Nesta operação política a narrativa joga um papel de primeiríssimo plano, por isso merece ser estudada com atenção para que se entenda sua importância. A luta pelo monopólio dos meios de comunicação, definitivamente vencida pelo liberalismo a partir de 1989, transformou a informação em um imenso megafone disponível para uma única versão dos acontecimentos, capaz de chegar a qualquer lugar e influenciar até os mais distraídos. A força do Ocidente, portanto, não está apenas no recurso sistemático à dominação dos inimigos que não se dobram, mas é também, e acima de tudo, a hegemonia sobre os aliados ou potenciais aliados. Porque as relações de poder não se baseiam apenas no exercício do domínio, mas requerem direcionamento. Precisam, portanto, de um exército de políticos, intelectuais, divulgadores e jornalistas alistados na defesa de uma única narrativa possível das coisas. Desse modo, por um lado, cria-se por meio da ideologia um conformismo capaz de unificar as classes dominantes e, por outro, essa mesma visão de mundo é utilizada para arregimentar os grupos subalternos. Como se isso não bastasse, a direção sempre tem a força à sua disposição, até mesmo brutal se necessário, como a política de Israel na Palestina (apoiada com força e convicção pelos “poderes democráticos”) nos recorda todos os dias.

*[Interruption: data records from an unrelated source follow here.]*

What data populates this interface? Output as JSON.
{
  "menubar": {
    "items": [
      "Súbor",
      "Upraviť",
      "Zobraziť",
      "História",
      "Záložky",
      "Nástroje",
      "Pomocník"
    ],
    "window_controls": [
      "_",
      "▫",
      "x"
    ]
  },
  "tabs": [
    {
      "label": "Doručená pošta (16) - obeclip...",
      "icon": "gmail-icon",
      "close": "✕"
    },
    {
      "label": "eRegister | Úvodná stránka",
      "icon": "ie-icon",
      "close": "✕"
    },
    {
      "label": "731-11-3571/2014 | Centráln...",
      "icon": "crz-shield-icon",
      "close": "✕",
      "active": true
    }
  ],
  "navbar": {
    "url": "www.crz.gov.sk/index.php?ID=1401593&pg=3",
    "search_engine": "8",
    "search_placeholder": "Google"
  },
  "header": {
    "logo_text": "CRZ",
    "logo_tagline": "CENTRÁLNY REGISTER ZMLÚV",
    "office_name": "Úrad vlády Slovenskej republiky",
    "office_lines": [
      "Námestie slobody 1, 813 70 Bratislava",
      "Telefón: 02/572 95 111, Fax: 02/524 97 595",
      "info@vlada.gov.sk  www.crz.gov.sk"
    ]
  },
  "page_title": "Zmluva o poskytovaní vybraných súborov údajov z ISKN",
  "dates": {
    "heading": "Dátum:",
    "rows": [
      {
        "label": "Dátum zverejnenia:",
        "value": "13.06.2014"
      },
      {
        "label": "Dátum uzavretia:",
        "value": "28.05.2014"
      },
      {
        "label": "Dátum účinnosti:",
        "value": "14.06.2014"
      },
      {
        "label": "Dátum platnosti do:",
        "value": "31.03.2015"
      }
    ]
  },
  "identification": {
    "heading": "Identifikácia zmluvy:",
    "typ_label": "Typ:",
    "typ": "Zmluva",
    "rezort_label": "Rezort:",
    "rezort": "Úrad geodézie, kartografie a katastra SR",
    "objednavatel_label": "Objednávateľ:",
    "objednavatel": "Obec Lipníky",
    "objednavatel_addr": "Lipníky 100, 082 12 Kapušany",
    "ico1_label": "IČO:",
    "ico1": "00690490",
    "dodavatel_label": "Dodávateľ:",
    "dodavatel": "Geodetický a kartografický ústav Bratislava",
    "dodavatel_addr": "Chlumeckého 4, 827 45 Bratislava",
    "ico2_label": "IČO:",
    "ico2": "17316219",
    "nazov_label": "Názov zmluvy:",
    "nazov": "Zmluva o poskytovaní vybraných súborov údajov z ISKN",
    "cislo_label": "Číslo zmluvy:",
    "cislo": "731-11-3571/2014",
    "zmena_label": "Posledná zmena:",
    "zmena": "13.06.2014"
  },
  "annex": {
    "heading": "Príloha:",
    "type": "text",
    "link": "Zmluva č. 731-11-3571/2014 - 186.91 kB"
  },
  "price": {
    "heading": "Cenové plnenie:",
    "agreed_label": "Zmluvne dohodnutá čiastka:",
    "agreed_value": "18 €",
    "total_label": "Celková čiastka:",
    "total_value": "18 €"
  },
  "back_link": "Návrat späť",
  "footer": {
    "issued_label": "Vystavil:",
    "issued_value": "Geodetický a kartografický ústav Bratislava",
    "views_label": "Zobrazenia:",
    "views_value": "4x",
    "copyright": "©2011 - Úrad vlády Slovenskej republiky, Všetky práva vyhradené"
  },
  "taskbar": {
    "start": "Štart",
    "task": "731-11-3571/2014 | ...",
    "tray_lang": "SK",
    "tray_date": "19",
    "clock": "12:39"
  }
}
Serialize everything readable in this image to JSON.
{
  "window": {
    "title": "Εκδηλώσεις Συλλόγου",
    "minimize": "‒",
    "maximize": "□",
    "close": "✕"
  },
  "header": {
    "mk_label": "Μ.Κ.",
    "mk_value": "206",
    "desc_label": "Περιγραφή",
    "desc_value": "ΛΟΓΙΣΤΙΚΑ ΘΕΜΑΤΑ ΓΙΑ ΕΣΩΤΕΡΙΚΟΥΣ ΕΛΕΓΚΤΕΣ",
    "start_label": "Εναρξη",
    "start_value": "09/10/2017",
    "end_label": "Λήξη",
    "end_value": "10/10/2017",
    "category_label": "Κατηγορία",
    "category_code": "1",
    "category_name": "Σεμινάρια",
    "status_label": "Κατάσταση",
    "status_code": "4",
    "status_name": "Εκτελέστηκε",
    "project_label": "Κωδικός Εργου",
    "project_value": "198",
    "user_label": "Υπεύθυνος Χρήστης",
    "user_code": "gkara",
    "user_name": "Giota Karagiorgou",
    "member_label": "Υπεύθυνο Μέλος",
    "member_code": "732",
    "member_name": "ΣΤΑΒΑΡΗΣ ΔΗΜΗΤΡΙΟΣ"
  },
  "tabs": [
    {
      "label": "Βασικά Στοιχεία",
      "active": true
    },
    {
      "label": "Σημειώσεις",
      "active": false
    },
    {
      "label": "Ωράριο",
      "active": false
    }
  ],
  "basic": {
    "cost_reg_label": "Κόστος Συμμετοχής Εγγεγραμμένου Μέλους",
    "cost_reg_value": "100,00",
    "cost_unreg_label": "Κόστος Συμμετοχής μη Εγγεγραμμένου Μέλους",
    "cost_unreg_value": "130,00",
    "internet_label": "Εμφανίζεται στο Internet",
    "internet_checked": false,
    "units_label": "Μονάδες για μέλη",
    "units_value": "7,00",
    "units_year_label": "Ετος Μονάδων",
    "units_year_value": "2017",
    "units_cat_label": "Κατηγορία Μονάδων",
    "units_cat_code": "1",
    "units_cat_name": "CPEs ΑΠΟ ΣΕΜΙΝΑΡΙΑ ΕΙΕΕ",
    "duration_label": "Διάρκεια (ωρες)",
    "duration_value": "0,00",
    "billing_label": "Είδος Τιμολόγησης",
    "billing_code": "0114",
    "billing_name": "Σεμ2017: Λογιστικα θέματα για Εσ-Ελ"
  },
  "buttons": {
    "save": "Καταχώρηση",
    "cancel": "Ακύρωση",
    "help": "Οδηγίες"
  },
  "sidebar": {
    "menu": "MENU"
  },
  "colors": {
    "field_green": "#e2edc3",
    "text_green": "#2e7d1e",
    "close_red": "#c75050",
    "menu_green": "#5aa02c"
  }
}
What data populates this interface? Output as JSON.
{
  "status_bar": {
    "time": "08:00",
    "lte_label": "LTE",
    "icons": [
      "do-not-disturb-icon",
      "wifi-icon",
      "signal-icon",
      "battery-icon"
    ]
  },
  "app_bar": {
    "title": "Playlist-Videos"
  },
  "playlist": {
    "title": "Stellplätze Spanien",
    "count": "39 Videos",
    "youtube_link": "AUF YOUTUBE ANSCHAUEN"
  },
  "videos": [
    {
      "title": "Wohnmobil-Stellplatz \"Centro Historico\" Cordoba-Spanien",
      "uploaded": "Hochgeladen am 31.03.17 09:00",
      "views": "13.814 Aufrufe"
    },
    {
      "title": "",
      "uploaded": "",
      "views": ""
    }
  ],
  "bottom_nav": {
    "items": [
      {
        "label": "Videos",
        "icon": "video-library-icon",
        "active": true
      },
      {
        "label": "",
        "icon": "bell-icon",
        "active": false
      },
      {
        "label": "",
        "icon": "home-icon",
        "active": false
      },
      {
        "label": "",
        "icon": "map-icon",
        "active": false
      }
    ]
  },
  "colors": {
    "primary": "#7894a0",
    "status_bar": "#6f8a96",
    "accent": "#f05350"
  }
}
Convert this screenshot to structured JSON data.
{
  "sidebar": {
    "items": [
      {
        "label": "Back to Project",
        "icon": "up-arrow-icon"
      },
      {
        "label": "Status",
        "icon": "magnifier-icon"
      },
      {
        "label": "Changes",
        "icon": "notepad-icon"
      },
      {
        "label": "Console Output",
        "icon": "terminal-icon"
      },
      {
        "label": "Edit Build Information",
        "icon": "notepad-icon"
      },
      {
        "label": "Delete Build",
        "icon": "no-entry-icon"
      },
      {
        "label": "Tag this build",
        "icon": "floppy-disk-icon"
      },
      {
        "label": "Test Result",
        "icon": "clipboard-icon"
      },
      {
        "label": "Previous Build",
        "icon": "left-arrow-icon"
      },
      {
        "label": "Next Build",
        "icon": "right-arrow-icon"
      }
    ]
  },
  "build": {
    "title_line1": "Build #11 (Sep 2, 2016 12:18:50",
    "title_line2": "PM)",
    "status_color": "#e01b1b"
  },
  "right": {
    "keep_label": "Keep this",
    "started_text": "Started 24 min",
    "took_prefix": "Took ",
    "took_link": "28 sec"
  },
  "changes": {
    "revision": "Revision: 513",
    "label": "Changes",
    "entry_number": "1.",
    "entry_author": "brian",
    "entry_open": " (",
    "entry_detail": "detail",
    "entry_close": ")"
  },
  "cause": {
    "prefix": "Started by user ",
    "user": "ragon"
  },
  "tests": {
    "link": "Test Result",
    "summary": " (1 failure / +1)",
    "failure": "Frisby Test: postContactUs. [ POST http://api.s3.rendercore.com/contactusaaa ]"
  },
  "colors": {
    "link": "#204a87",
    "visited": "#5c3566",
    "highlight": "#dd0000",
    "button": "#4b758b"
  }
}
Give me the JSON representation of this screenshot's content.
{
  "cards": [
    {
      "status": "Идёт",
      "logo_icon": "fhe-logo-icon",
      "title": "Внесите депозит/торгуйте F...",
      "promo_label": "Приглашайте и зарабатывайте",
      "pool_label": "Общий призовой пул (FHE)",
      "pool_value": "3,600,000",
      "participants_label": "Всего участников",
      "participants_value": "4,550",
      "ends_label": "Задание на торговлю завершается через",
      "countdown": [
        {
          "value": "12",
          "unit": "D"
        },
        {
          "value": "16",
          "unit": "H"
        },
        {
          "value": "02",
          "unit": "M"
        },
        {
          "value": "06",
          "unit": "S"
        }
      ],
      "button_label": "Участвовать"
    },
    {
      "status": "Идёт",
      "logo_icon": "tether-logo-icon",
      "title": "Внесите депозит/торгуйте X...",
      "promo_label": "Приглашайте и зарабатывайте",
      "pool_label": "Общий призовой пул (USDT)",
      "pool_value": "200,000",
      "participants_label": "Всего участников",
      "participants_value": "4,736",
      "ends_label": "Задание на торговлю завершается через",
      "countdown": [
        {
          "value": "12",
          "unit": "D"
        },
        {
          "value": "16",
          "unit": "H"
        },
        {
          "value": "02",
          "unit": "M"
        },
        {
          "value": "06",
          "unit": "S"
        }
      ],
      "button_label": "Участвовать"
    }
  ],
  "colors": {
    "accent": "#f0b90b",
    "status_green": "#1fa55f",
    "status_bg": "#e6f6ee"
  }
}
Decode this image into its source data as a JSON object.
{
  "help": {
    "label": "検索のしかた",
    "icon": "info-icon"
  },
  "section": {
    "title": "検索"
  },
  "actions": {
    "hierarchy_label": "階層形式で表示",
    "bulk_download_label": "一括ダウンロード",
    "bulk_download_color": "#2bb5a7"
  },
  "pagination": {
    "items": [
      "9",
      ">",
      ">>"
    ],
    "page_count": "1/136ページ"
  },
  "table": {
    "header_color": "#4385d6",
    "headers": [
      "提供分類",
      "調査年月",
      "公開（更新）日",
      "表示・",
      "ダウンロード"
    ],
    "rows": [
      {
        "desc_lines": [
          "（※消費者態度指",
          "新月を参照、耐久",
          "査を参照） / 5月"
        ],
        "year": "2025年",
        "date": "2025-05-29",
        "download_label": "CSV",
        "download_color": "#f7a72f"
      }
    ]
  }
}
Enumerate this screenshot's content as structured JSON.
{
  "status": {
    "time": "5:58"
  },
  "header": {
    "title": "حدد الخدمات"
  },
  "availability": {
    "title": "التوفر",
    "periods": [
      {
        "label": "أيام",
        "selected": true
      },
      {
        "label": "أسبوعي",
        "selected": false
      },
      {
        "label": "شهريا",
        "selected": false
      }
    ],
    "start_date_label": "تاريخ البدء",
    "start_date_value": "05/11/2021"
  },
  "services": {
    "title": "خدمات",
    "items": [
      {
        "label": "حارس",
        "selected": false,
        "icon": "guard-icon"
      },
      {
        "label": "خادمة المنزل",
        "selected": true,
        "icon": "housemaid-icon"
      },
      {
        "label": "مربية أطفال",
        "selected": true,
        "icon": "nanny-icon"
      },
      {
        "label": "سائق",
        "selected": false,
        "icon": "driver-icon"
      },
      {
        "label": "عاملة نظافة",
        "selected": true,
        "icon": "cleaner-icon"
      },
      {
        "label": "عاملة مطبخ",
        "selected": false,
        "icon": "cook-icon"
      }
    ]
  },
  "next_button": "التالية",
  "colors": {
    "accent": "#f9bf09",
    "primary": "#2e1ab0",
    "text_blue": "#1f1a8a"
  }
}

Nesse sentido, fora do campo ocidental com seus aliados, a questão dos direitos humanos violados torna-se, na maioria das vezes, um pretexto instrumental muito inteligente para dar suporte aos exércitos ocidentais, mais ou menos como foi com as armas de destruição em massa atribuídas aos arsenais de Saddam. Afinal, quando se trata de um aliado fiel como a Arábia Saudita não se escuta falar de ditadura, totalitarismo, violação das liberdades individuais e ninguém sonha em pedir ou impor sanções contra um regime tão reacionário e autoritário, um dos mais flagrantemente liberticidas da face da terra.
Em meio a esta interminável guerra entre o Ocidente e seus “inimigos”, Cuba, a obsessão eterna que recorda a Washington uma de suas mais ardentes e históricas derrotas, permanece uma ferida aberta, e qualquer ocasião para curá-la é boa. O atual quadro de depressão mundial, por exemplo, oferece uma oportunidade de desestabilização única e que não se repetirá. Os efeitos negativos da pandemia sobre a economia mundial são notáveis e evidentes para todos, tanto nas periferias do desenvolvimento capitalista quanto nas metrópoles da civilização ocidental. Nos EUA, por exemplo, registrou-se um aumento exponencial da pobreza e o incremento vertiginoso nos números da população sem uma habitação e obrigada a viver nas ruas. Inevitavelmente isso tudo teve também repercussões em uma ilha como Cuba, forçada durante sessenta anos a apertar o cinto em razão do embargo imposto por Washington e que tem o turismo entre seus principais itens de entrada, talvez um dos setores mais afetados por esta crise.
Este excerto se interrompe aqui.